The best balance sheet to battle COVID-19

Another company filling out my three criteria is Alphabet. No doubt, with many staying at home for long periods, consumers today will be using lots of Google search and watching YouTube videos at home. Still, that doesn't mean Alphabet will see increased sales. A majority of Alphabet's revenue comes from digital advertising, so it would certainly feel the affects of any COVID-19 economic slowdown.

No one is disputing that Alphabet's ad revenue growth will likely take a hit; however, Alphabet saw its ad revenue, between search, YouTube, and third-party properties grow 15.7% last year. In addition, 2020 was supposed to be even stronger, thanks to political advertising and the Olympics. Therefore, it seems Google's ad growth is only likely to slow, not reverse -- though there may be considerable uncertainty as to how much. 

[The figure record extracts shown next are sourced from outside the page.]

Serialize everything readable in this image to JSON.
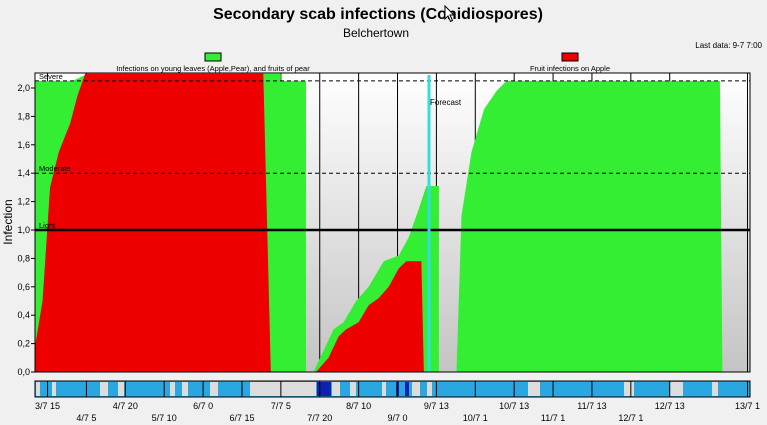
{
  "chart_data": {
    "type": "area",
    "title": "Secondary scab infections (Conidiospores)",
    "subtitle": "Belchertown",
    "last_data": "Last data: 9-7 7:00",
    "ylabel": "Infection",
    "ylim": [
      0,
      2.1
    ],
    "y_ticks": [
      "0,0",
      "0,2",
      "0,4",
      "0,6",
      "0,8",
      "1,0",
      "1,2",
      "1,4",
      "1,6",
      "1,8",
      "2,0"
    ],
    "x_ticks_top": [
      "3/7 15",
      "4/7 20",
      "6/7 0",
      "7/7 5",
      "8/7 10",
      "9/7 13",
      "10/7 13",
      "11/7 13",
      "12/7 13",
      "13/7 1"
    ],
    "x_ticks_bottom": [
      "4/7 5",
      "5/7 10",
      "6/7 15",
      "7/7 20",
      "9/7 0",
      "10/7 1",
      "11/7 1",
      "12/7 1"
    ],
    "thresholds": [
      {
        "label": "Severe",
        "value": 2.05,
        "style": "dashed"
      },
      {
        "label": "Moderate",
        "value": 1.4,
        "style": "dashed"
      },
      {
        "label": "Light",
        "value": 1.0,
        "style": "solid"
      }
    ],
    "forecast_label": "Forecast",
    "legend": [
      {
        "label": "Infections on young leaves (Apple,Pear), and fruits of pear",
        "color": "#33ee33"
      },
      {
        "label": "Fruit infections on Apple",
        "color": "#ee0000"
      }
    ],
    "series": [
      {
        "name": "Infections on young leaves (Apple,Pear), and fruits of pear",
        "color": "#33ee33",
        "segments": [
          [
            [
              0.0,
              2.05
            ],
            [
              1.5,
              2.05
            ],
            [
              2.1,
              2.1
            ],
            [
              9.8,
              2.1
            ],
            [
              9.8,
              2.05
            ],
            [
              10.8,
              2.05
            ],
            [
              10.8,
              0.0
            ]
          ],
          [
            [
              11.1,
              0.0
            ],
            [
              11.5,
              0.15
            ],
            [
              11.9,
              0.3
            ],
            [
              12.3,
              0.35
            ],
            [
              12.8,
              0.5
            ],
            [
              13.3,
              0.6
            ],
            [
              13.9,
              0.78
            ],
            [
              14.5,
              0.82
            ],
            [
              14.9,
              0.95
            ],
            [
              15.3,
              1.15
            ],
            [
              15.6,
              1.31
            ],
            [
              16.1,
              1.31
            ]
          ],
          [
            [
              16.8,
              0.0
            ],
            [
              17.0,
              1.1
            ],
            [
              17.4,
              1.55
            ],
            [
              17.9,
              1.85
            ],
            [
              18.4,
              1.98
            ],
            [
              18.8,
              2.05
            ],
            [
              27.3,
              2.05
            ],
            [
              27.4,
              0.0
            ]
          ]
        ]
      },
      {
        "name": "Fruit infections on Apple",
        "color": "#ee0000",
        "segments": [
          [
            [
              0.0,
              0.18
            ],
            [
              0.3,
              0.5
            ],
            [
              0.6,
              1.3
            ],
            [
              0.95,
              1.55
            ],
            [
              1.4,
              1.75
            ],
            [
              1.7,
              1.95
            ],
            [
              2.0,
              2.1
            ],
            [
              9.1,
              2.1
            ],
            [
              9.4,
              0.0
            ]
          ],
          [
            [
              11.2,
              0.0
            ],
            [
              11.7,
              0.1
            ],
            [
              12.1,
              0.25
            ],
            [
              12.4,
              0.3
            ],
            [
              12.9,
              0.35
            ],
            [
              13.3,
              0.47
            ],
            [
              13.7,
              0.52
            ],
            [
              14.1,
              0.6
            ],
            [
              14.5,
              0.73
            ],
            [
              14.8,
              0.78
            ],
            [
              15.4,
              0.78
            ],
            [
              15.5,
              0.0
            ]
          ]
        ]
      }
    ]
  }
}
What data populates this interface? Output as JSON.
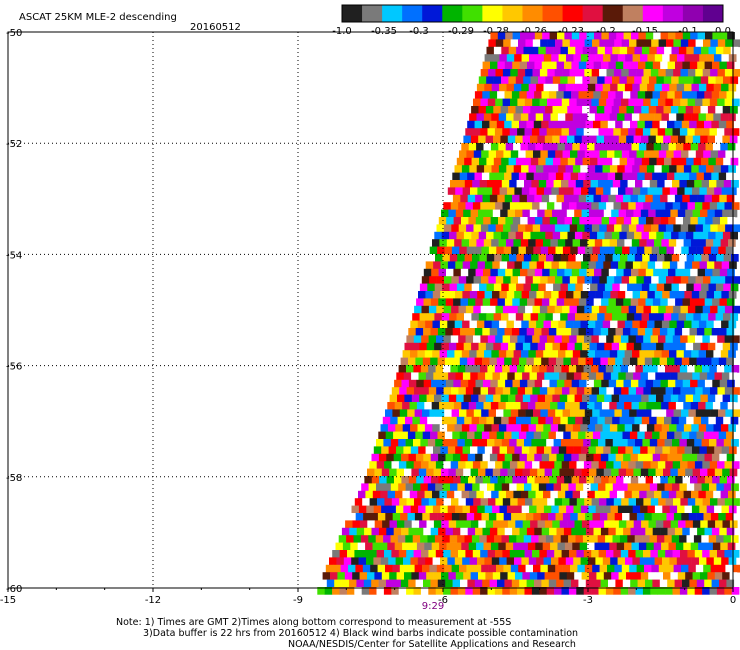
{
  "header": {
    "title": "ASCAT 25KM MLE-2 descending",
    "date": "20160512"
  },
  "colorbar": {
    "colors": [
      "#202020",
      "#7a7a7a",
      "#00c8ff",
      "#0070ff",
      "#0018d8",
      "#00b400",
      "#40e000",
      "#ffff00",
      "#ffc800",
      "#ff8c00",
      "#ff5000",
      "#ff0000",
      "#e01040",
      "#5a1a08",
      "#c08060",
      "#ff00ff",
      "#c000e0",
      "#9000b0",
      "#600090"
    ],
    "tick_labels": [
      "-1.0",
      "-0.35",
      "-0.3",
      "-0.29",
      "-0.28",
      "-0.26",
      "-0.23",
      "-0.2",
      "-0.15",
      "-0.1",
      "0.0"
    ]
  },
  "chart_data": {
    "type": "heatmap",
    "title": "ASCAT 25KM MLE-2 descending",
    "subtitle": "20160512",
    "xlabel": "",
    "ylabel": "",
    "xlim": [
      -15,
      0
    ],
    "ylim": [
      -60,
      -50
    ],
    "grid": true,
    "x_ticks": [
      -15,
      -12,
      -9,
      -6,
      -3,
      0
    ],
    "x_tick_labels": [
      "-15",
      "-12",
      "-9",
      "-6",
      "-3",
      "0"
    ],
    "y_ticks": [
      -50,
      -52,
      -54,
      -56,
      -58,
      -60
    ],
    "y_tick_labels": [
      "-50",
      "-52",
      "-54",
      "-56",
      "-58",
      "-60"
    ],
    "swath_edge": [
      [
        -5.0,
        -50.0
      ],
      [
        -5.6,
        -52.0
      ],
      [
        -6.3,
        -54.0
      ],
      [
        -6.9,
        -56.0
      ],
      [
        -7.6,
        -58.0
      ],
      [
        -8.6,
        -60.0
      ]
    ],
    "pass_time": {
      "label": "9:29",
      "x": -6.0
    },
    "value_range": [
      -1.0,
      0.0
    ]
  },
  "notes": {
    "line1": "Note: 1) Times are GMT 2)Times along bottom correspond to measurement at -55S",
    "line2": "3)Data buffer is 22 hrs from 20160512 4) Black wind barbs indicate possible contamination",
    "line3": "NOAA/NESDIS/Center for Satellite Applications and Research"
  }
}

Yet while 2020 ad growth may be severely impacted, once the economy starts going again, Google search will still be the premier ad platform across the world, and YouTube will continue the torrid growth exhibited last quarter, when Alphabet revealed YouTube stand-alone revenues for the first time.

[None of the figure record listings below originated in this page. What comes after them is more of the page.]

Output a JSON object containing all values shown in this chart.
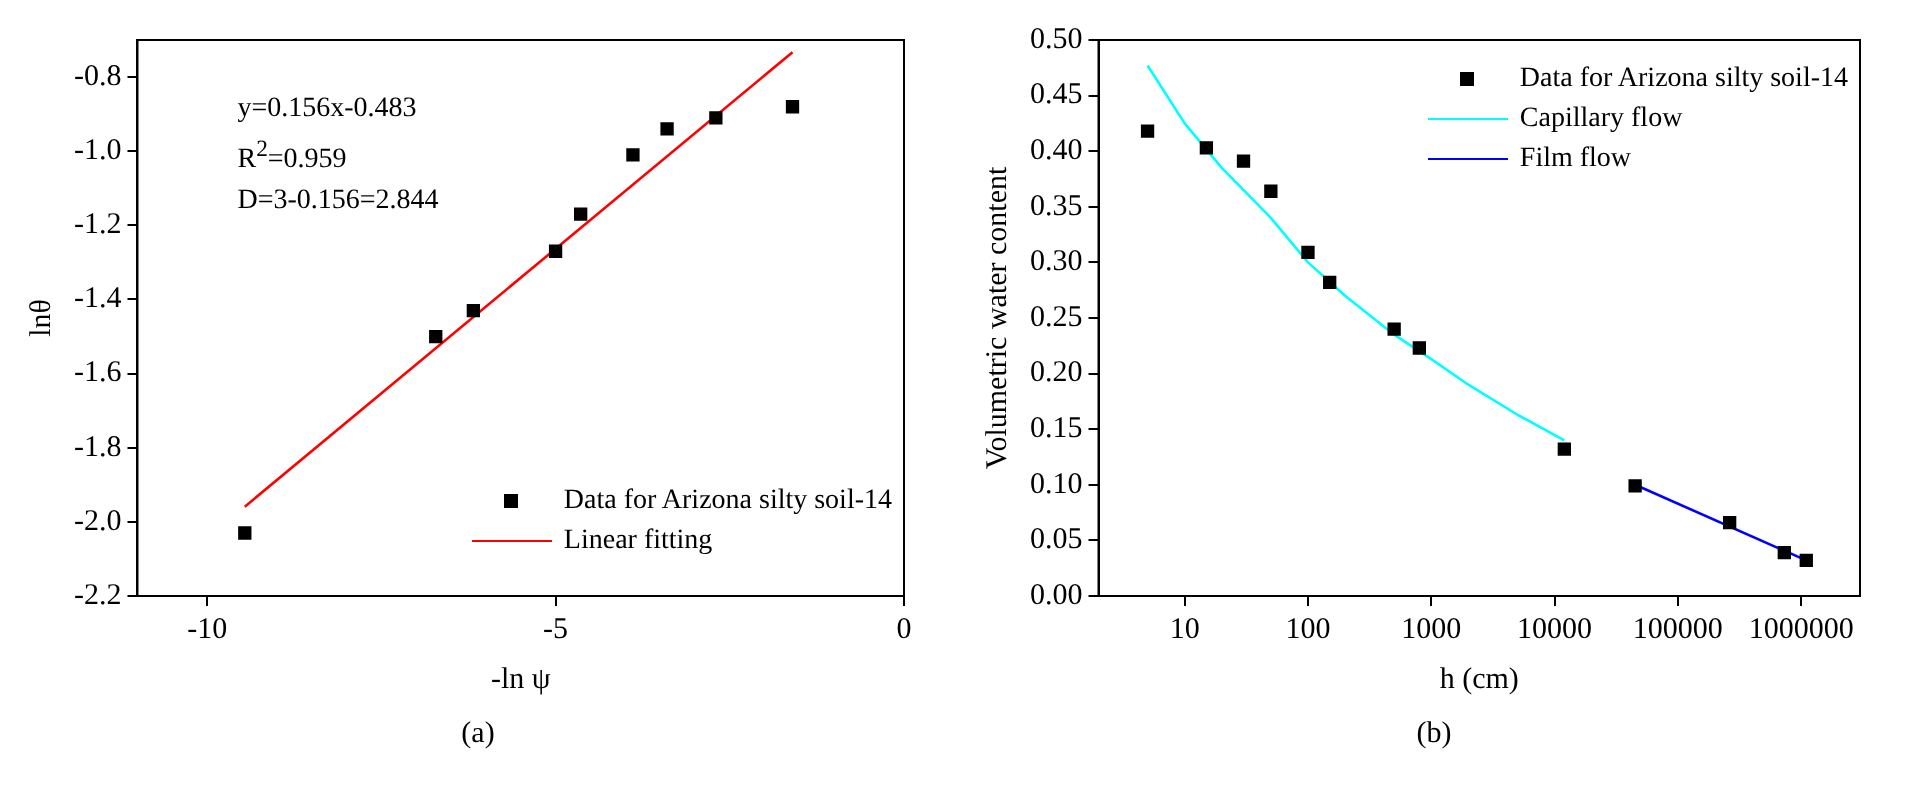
{
  "chart_data": [
    {
      "type": "scatter",
      "title": "(a)",
      "xlabel": "-ln ψ",
      "ylabel": "lnθ",
      "xlim": [
        -11,
        0
      ],
      "xticks": [
        -10,
        -5,
        0
      ],
      "ylim": [
        -2.2,
        -0.7
      ],
      "yticks": [
        -2.2,
        {
          "value": -2.0,
          "label": "-2.0"
        },
        -1.8,
        -1.6,
        -1.4,
        -1.2,
        {
          "value": -1.0,
          "label": "-1.0"
        },
        -0.8
      ],
      "grid": false,
      "legend": "bottom right",
      "annotations": [
        "y=0.156x-0.483",
        "R$^{2}$=0.959",
        "D=3-0.156=2.844"
      ],
      "series": [
        {
          "name": "Data for Arizona silty soil-14",
          "marker": "square",
          "color": "#000000",
          "x": [
            -9.46,
            -6.72,
            -6.18,
            -5.0,
            -4.64,
            -3.89,
            -3.4,
            -2.7,
            -1.6
          ],
          "values": [
            -2.03,
            -1.5,
            -1.43,
            -1.27,
            -1.17,
            -1.01,
            -0.94,
            -0.91,
            -0.88
          ]
        },
        {
          "name": "Linear fitting",
          "type": "line",
          "color": "#ff0000",
          "x": [
            -9.46,
            -1.6
          ],
          "values": [
            -1.959,
            -0.733
          ]
        }
      ]
    },
    {
      "type": "scatter",
      "title": "(b)",
      "xlabel": "h (cm)",
      "ylabel": "Volumetric water content",
      "log": "x",
      "xlim": [
        2,
        3000000
      ],
      "xticks": [
        10,
        100,
        1000,
        10000,
        100000,
        1000000
      ],
      "ylim": [
        0,
        0.5
      ],
      "yticks": [
        {
          "value": 0,
          "label": "0.00"
        },
        0.05,
        {
          "value": 0.1,
          "label": "0.10"
        },
        0.15,
        {
          "value": 0.2,
          "label": "0.20"
        },
        0.25,
        {
          "value": 0.3,
          "label": "0.30"
        },
        0.35,
        {
          "value": 0.4,
          "label": "0.40"
        },
        0.45,
        {
          "value": 0.5,
          "label": "0.50"
        }
      ],
      "grid": false,
      "legend": "top right",
      "series": [
        {
          "name": "Data for Arizona silty soil-14",
          "marker": "square",
          "color": "#000000",
          "x": [
            5,
            15,
            30,
            50,
            100,
            150,
            500,
            800,
            12000,
            45000,
            263000,
            730000,
            1100000
          ],
          "values": [
            0.418,
            0.403,
            0.391,
            0.364,
            0.309,
            0.282,
            0.24,
            0.223,
            0.132,
            0.099,
            0.066,
            0.039,
            0.032
          ]
        },
        {
          "name": "Capillary flow",
          "type": "line",
          "color": "#00ffff",
          "x": [
            5,
            10,
            20,
            50,
            100,
            200,
            500,
            1000,
            2000,
            5000,
            12000
          ],
          "values": [
            0.477,
            0.425,
            0.385,
            0.34,
            0.3,
            0.27,
            0.235,
            0.213,
            0.19,
            0.163,
            0.14
          ]
        },
        {
          "name": "Film flow",
          "type": "line",
          "color": "#0000ff",
          "x": [
            45000,
            1100000
          ],
          "values": [
            0.1,
            0.032
          ]
        }
      ]
    }
  ]
}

In addition, investors may be overlooking Alphabet's two other prized assets -- its Google cloud platform and its balance sheet. As of Dec. 31, Alphabet had roughly $120 billion of cash ready to deploy on either share repurchases or acquisitions.

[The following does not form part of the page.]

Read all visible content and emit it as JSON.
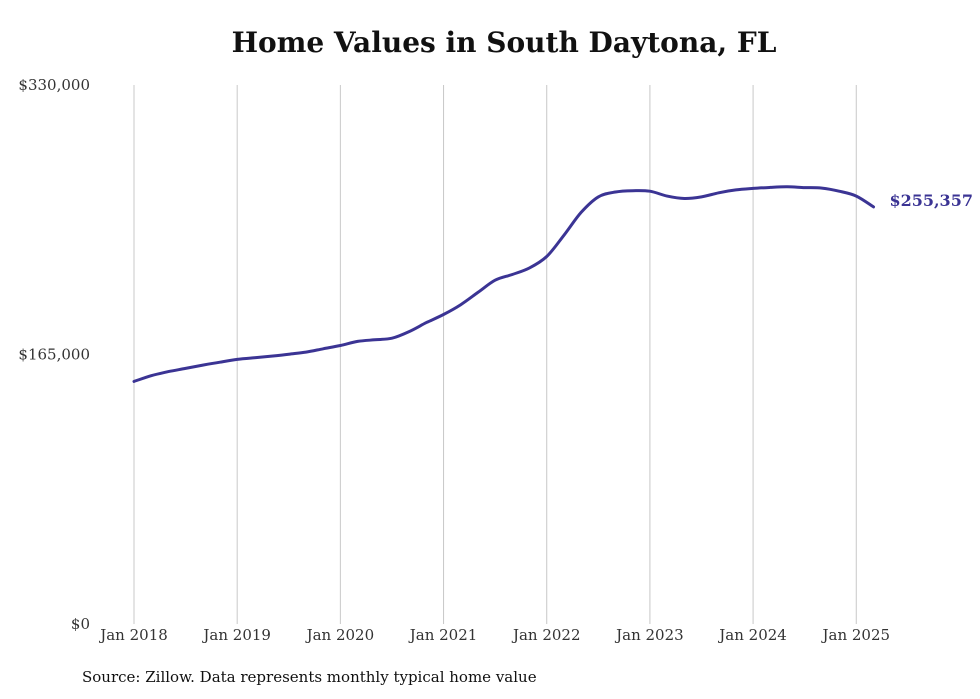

Meanwhile, Google's cloud division grew a whopping 52.8% in 2019 to $8.9 billion, or 5.5% of revenue, but the underlying Google cloud platform infrastructure-as-a-service segment grew even faster than that. Google is a distant third-place challenger in the cloud race, but research firm Canalys estimates GCP grew 87.8% in 2019, faster than any other platform and increasing its market share from 4.2% to 5.8%. As mentioned before, nimble cloud operations will continue to be in high demand going forward, benefiting all cloud players, Google included.

Alphabet is a huge, strong company likely to only see a growth deceleration, not a growth decline, even in a recession. With a newly discounted stock price, investors should monitor whether the company will drastically increase its pace of buybacks. Either way, with a boatload of cash and a P/E ratio of just 22, Alphabet looks like an awfully big bargain at the current moment. 

In times of great uncertainty and widespread market panic, it's probably wise to focus on the very best stocks in the market and hold for better times ahead. Today is one of those times.